Sugar impacts your body within a few minutes of eating it. The effect of these impacts can be harmful. The duration of effects may vary from person to person. They can technically last all day, if you are constantly eating it without any form of exercise to burn out the excesses.
Here’s what you need to know about sugar before treating yourself to another piece of cake or a scoop of ice cream.
Is Sugar Found in Most of the Food We Eat?
Sugar is natural, but not all sugar is processed equally. Pure sugar from sugar cane is made into refined white sugar, which is commonly added to baked goods or drinks.
Sugar processed from corn is also referred to as high-fructose corn syrup. It is used to flavor latte syrups or sweeten beverages like soda. These sugars are rampant in most of the food items we consume and are also known as added sugars.
Sugar is also naturally present in fruits (like mango, banana, grape, cherries, watermelon etc.), dairy (like milk, cream, cheese, butter, yogurt etc.) and vegetables (carrot, tomato, sweet potato, rutabagas, peas etc.). This sugar is part of a bigger nutritional picture, but it has similar effects on your body. That’s the most important difference between naturally occurring sugar and added sugar.
Foods with added sugar don’t do anything to help boost your overall health and such food aren’t natural. However, foods with naturally occurring sugars, like fruits, dairy and vegetables, contain essential nutrients that help power your body.

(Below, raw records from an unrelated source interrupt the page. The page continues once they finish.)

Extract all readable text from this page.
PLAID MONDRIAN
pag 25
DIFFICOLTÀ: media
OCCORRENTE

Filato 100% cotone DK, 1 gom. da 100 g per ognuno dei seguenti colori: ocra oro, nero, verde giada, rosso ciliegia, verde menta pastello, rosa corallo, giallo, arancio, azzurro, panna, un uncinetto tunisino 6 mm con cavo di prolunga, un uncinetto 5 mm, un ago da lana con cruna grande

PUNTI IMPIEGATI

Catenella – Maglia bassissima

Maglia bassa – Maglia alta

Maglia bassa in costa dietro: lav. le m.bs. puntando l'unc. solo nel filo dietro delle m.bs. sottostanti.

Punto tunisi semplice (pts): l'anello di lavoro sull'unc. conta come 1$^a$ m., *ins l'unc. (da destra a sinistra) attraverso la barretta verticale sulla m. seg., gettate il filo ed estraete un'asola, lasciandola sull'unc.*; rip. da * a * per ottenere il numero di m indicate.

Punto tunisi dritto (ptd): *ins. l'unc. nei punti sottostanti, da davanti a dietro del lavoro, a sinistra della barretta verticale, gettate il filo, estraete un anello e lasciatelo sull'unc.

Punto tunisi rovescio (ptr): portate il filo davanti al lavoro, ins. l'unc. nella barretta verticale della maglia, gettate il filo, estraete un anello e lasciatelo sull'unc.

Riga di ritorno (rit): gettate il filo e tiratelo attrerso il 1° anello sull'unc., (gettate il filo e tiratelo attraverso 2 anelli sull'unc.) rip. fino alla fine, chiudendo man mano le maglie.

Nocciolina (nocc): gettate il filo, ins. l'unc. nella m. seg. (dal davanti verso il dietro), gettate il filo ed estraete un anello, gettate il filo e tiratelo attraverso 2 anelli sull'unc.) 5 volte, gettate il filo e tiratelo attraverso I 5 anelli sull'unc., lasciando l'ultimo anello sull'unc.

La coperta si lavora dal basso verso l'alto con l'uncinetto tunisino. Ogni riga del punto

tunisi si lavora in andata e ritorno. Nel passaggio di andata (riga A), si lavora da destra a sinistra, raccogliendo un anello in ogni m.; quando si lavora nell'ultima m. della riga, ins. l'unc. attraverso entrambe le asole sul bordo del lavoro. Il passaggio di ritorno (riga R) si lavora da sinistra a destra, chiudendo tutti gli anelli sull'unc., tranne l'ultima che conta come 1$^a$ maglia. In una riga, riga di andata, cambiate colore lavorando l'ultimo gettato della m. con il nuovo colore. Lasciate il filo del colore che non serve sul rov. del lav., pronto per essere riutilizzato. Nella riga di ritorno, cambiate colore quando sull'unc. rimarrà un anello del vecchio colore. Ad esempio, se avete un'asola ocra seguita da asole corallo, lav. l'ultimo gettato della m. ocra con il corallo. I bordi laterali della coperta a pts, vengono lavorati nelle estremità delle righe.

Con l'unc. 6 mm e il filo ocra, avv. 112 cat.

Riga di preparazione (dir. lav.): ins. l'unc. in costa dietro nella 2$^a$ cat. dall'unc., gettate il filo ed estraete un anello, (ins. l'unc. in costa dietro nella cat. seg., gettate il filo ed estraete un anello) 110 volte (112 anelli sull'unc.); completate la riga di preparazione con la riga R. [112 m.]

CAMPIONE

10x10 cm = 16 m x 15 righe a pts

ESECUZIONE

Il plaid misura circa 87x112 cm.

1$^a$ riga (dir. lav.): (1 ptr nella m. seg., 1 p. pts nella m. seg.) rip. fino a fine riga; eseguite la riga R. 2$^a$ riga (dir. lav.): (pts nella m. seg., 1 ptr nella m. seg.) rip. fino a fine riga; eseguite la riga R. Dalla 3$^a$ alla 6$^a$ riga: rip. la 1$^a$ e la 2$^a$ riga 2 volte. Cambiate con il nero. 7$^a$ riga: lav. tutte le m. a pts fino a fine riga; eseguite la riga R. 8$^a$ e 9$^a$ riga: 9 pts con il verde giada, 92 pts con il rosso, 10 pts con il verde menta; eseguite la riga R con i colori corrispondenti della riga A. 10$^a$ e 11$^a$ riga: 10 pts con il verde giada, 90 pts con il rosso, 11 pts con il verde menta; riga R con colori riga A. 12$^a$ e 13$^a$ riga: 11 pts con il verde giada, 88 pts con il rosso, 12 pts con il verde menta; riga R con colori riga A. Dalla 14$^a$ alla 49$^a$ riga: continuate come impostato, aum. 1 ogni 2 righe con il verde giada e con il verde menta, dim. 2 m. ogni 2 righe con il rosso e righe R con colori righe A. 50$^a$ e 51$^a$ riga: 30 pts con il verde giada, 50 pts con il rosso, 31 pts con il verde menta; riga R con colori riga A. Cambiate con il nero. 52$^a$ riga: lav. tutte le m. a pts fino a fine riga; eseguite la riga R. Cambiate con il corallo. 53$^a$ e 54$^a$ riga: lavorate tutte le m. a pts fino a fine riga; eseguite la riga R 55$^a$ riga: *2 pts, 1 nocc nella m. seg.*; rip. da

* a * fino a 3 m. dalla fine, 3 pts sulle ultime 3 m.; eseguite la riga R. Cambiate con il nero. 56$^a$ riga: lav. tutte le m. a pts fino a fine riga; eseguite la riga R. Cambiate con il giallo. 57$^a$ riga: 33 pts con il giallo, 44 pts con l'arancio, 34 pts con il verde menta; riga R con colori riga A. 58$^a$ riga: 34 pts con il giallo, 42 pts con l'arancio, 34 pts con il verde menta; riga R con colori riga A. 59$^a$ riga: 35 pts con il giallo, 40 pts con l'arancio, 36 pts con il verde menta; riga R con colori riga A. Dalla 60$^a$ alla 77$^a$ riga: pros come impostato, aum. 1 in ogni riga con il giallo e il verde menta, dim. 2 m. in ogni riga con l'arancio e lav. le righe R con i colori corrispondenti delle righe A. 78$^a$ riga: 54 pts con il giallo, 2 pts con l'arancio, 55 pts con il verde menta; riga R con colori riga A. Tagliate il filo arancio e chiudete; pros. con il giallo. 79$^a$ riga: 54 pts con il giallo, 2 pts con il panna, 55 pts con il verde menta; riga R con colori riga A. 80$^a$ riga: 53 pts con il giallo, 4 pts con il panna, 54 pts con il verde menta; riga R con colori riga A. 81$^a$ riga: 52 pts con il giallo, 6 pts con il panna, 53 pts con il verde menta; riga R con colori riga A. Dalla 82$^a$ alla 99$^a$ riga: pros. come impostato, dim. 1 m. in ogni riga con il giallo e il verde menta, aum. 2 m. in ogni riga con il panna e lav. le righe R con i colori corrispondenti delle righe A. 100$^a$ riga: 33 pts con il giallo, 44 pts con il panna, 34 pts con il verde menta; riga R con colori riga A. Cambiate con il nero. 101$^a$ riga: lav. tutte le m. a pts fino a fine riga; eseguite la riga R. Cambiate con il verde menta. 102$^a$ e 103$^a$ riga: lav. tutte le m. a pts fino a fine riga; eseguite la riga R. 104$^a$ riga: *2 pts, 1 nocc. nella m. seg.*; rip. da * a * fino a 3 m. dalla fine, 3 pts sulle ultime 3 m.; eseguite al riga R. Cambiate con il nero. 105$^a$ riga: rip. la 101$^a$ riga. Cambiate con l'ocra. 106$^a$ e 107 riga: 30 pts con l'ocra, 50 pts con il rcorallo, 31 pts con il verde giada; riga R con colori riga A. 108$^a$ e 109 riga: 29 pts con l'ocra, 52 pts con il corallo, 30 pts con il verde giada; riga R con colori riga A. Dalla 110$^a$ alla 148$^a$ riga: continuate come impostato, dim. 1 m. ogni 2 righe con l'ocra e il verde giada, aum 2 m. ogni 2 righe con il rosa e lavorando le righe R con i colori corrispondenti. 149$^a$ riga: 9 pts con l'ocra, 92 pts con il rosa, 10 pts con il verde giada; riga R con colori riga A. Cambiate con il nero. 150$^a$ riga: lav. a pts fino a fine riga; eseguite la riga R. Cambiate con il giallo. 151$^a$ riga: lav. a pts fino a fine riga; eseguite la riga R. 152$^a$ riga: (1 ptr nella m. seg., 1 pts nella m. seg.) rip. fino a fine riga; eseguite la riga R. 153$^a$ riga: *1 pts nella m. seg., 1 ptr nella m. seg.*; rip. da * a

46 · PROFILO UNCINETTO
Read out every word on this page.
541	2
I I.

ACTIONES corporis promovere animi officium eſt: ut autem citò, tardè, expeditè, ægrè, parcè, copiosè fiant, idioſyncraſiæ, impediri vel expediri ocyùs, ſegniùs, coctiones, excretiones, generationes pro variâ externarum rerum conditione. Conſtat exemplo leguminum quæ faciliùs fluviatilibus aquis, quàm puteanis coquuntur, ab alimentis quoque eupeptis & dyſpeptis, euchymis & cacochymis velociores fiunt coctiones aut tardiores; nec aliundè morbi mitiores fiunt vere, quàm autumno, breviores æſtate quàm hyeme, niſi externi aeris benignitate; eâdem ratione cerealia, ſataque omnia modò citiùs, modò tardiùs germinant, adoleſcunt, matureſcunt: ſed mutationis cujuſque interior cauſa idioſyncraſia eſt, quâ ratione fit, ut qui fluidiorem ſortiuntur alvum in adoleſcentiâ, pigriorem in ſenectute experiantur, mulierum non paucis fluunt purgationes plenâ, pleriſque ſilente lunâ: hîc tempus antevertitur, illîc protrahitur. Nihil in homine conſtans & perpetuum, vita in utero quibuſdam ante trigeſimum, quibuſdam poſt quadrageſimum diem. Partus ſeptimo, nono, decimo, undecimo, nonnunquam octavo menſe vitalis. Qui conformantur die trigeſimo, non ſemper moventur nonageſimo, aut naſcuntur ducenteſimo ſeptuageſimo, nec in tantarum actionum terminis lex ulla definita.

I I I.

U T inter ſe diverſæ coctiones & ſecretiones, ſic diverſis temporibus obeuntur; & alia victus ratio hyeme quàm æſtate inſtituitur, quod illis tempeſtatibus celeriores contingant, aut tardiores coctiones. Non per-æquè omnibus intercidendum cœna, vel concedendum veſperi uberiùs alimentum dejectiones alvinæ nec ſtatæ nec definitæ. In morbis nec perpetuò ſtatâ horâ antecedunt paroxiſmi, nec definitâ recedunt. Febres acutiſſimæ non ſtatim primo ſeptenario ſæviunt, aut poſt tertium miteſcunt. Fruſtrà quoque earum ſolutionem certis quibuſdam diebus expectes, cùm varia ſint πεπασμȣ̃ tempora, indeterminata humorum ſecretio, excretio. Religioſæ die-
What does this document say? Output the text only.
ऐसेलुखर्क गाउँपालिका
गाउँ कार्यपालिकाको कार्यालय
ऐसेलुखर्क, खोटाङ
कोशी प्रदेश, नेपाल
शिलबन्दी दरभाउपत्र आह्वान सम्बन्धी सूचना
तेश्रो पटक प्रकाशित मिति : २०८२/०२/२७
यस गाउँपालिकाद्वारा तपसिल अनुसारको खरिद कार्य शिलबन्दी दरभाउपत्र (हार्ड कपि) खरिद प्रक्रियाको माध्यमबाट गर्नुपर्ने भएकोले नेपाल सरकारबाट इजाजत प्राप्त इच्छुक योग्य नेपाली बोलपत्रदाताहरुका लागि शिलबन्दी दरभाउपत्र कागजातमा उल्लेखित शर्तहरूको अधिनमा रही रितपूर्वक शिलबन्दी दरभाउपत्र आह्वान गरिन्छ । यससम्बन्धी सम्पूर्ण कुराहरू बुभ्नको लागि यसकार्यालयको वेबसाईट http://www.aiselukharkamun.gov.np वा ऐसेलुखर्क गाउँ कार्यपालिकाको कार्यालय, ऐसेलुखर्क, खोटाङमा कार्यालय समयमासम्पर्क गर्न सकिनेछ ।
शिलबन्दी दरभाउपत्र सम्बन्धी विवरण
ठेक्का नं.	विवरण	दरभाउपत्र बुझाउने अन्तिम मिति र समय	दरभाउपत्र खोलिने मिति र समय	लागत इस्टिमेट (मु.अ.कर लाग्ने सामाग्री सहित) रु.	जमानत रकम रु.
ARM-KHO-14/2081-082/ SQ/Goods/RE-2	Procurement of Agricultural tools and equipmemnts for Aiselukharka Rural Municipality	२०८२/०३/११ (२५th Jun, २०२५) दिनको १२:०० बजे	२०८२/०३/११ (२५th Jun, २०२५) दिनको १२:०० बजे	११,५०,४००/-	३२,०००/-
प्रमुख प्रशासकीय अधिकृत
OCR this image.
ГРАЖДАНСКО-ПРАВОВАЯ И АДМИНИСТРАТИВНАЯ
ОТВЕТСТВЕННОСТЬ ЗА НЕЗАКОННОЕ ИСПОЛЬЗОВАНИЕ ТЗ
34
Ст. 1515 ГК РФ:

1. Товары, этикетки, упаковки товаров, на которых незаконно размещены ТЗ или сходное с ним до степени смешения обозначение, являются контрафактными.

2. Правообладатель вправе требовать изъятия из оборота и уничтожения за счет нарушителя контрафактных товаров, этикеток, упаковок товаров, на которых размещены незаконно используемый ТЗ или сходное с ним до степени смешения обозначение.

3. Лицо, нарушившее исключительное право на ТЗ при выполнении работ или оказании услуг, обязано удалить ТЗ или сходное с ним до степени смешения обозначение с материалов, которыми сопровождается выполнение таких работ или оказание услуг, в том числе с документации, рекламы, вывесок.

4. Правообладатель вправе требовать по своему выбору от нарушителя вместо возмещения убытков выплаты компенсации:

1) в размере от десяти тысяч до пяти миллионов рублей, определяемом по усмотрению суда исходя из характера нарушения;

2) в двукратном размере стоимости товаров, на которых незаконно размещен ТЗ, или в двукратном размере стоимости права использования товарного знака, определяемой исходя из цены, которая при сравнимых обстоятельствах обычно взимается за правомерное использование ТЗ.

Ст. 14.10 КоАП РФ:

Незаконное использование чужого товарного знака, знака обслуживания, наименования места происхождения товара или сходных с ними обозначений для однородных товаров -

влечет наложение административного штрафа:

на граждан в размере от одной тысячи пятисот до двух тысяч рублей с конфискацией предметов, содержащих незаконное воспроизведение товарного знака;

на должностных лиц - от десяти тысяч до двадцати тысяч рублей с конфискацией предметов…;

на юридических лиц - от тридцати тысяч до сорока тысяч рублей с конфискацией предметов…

We are referring to all sugars, when we talk about how long sugar stays in your system. Where exactly the sugar comes from doesn’t make any difference as it tends to stay in your system for the same amount of time.
Many people don’t realize that the human body treats these sugars the same. The sugar from a banana can stay in your system just as long as the sugar from a cupcake.
How Sugar Becomes Blood Sugar
Digestion takes place after eating. It starts from the stomach, through your intestines and out of the body. Your body releases nutrients from the food into your bloodstream during this process.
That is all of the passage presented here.